Odkryłam, że nie mam do siebie zaufania w aferze tego czy jestem dobrym człowiekiem, czy jestem wystarczająca, kim na prawdę jestem. Czy jestem wystarczająco mądra i uczciwa żeby się spełniać w życiu.
Po śmierci mojego syna te pytania i wątpliwości jeszcze bardziej się nasiliły. Nie wiem czy zasługuje by żyć. Czuję się zagubiona i wątpię czy moje życie ma sens.
Takie tematy wysunęły mi się na pierwszy plan.
Wiem , że będzie to dla mnie trudny miesiąc.
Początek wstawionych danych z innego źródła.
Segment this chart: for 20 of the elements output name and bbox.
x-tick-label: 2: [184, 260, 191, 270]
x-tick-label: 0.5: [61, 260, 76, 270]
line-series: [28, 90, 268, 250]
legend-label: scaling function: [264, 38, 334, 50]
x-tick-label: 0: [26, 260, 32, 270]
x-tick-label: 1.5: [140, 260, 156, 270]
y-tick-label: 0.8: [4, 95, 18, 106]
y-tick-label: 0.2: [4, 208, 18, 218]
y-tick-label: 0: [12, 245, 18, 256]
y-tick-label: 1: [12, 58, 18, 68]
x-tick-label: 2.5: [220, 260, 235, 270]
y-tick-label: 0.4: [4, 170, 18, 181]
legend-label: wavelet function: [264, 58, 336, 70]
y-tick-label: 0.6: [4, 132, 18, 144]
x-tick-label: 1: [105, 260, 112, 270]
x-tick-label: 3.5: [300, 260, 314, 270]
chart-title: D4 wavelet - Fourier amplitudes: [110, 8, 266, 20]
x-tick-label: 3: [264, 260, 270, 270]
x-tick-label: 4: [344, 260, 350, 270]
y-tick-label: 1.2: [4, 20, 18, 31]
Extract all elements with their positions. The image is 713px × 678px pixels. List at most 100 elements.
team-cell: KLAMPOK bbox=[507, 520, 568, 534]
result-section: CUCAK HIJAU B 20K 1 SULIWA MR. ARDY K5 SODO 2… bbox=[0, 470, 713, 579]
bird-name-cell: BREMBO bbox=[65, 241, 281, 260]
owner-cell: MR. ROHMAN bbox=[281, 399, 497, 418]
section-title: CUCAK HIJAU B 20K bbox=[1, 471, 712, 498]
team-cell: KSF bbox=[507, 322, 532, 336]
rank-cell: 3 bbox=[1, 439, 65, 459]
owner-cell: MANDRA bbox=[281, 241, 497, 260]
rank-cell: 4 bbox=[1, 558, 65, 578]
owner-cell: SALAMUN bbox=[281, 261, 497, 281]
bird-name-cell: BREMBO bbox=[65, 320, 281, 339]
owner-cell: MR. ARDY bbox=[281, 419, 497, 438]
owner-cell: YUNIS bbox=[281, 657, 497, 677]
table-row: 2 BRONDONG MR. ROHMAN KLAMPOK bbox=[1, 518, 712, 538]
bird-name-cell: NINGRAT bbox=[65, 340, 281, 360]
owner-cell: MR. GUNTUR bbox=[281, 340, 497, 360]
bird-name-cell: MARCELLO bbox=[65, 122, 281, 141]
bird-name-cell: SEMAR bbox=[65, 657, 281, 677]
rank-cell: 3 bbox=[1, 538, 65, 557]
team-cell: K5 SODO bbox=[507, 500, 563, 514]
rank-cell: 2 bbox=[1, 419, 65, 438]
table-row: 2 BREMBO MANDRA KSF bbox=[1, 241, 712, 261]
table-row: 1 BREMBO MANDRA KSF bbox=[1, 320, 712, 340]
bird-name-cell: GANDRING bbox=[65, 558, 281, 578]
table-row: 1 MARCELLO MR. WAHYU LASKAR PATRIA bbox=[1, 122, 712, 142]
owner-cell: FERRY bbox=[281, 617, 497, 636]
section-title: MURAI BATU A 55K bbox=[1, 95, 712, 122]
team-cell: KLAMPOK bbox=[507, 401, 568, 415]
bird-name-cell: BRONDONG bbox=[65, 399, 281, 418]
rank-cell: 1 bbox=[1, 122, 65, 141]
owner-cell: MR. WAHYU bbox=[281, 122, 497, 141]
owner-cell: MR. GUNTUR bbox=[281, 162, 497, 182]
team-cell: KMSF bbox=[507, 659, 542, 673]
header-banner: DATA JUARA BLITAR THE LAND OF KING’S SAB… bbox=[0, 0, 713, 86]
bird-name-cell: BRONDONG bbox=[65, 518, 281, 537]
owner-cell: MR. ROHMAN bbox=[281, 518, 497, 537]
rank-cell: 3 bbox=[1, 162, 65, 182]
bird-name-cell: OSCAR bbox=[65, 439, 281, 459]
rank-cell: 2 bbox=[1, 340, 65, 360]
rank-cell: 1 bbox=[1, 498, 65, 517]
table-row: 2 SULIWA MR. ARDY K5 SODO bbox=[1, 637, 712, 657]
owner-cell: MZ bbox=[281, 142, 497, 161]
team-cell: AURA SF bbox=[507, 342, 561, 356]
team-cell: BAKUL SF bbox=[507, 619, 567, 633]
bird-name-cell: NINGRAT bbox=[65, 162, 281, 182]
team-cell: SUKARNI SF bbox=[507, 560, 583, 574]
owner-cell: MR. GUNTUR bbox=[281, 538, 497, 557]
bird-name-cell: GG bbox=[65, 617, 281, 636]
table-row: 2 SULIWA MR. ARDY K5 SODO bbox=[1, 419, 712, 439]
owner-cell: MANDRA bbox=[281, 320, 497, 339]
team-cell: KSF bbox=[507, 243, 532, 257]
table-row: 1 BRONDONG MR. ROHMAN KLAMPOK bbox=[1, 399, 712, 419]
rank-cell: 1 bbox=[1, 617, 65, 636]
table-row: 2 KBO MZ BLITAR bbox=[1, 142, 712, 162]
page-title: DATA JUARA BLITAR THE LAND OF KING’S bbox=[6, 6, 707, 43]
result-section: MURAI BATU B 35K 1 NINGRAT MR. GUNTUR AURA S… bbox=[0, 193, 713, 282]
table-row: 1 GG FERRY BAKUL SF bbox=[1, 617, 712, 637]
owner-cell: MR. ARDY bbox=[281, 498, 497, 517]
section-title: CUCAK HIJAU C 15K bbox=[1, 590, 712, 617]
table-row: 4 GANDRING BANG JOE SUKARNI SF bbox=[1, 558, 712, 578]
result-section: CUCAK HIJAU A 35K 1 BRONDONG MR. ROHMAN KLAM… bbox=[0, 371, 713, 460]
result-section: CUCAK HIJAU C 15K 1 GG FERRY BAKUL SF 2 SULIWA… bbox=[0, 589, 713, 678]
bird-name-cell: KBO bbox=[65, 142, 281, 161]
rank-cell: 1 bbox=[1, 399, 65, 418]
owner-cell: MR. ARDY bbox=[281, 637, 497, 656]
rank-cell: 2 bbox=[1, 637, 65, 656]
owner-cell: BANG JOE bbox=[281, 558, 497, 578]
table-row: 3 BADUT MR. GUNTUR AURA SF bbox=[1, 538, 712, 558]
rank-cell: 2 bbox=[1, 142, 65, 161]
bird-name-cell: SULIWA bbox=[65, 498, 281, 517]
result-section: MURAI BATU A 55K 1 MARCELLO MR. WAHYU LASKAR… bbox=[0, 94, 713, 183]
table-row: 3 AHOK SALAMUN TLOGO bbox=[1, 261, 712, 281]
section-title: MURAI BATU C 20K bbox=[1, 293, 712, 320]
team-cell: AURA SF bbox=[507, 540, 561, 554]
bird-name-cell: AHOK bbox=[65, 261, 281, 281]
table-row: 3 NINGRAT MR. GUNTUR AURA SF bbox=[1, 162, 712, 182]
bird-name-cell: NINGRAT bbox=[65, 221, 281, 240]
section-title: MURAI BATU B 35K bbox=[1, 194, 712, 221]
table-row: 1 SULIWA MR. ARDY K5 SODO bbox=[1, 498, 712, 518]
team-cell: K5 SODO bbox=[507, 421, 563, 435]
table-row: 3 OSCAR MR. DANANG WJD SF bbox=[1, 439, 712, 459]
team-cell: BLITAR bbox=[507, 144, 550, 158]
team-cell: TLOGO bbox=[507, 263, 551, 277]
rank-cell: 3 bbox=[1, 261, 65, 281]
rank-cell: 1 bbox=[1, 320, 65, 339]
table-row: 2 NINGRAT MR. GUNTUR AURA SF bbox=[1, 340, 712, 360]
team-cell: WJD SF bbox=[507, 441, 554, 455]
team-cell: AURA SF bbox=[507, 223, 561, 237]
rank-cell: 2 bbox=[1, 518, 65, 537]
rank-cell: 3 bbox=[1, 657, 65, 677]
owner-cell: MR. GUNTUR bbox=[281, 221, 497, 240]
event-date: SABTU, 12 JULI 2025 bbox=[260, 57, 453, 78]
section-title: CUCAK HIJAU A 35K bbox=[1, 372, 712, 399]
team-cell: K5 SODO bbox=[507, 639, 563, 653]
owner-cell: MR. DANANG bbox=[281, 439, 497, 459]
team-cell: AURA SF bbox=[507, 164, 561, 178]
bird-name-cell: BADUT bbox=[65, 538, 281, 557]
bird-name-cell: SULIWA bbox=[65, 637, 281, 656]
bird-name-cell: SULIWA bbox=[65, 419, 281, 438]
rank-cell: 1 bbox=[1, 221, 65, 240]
Może trudny ale przełomowy. Każdy z nas zasługuje. Inaczej – nie musi zasługiwać po prostu doświadczać tego, co jest naszym naturalnym stanem, który sami sobie blokujemy.
Te oceniane przez nas jako ciężkie doświadczenia, jeszcze mocniej nas zbliżają do nas samych i do bycia tym kim jesteśmy – pełnią <3
Ściskamy ciepło
Witam,
ten tema jest bardzo teraz dla mnie. Wysłuchałam podcastu, zaczęłam robić ćwiczenia i …. utknęłam. Łzy ciekną mi po policzkach a nie pamiętam kiedy płakałam. Jestem w rozwoju lata, wiele przerobiłam i cieszę się z tych łez :)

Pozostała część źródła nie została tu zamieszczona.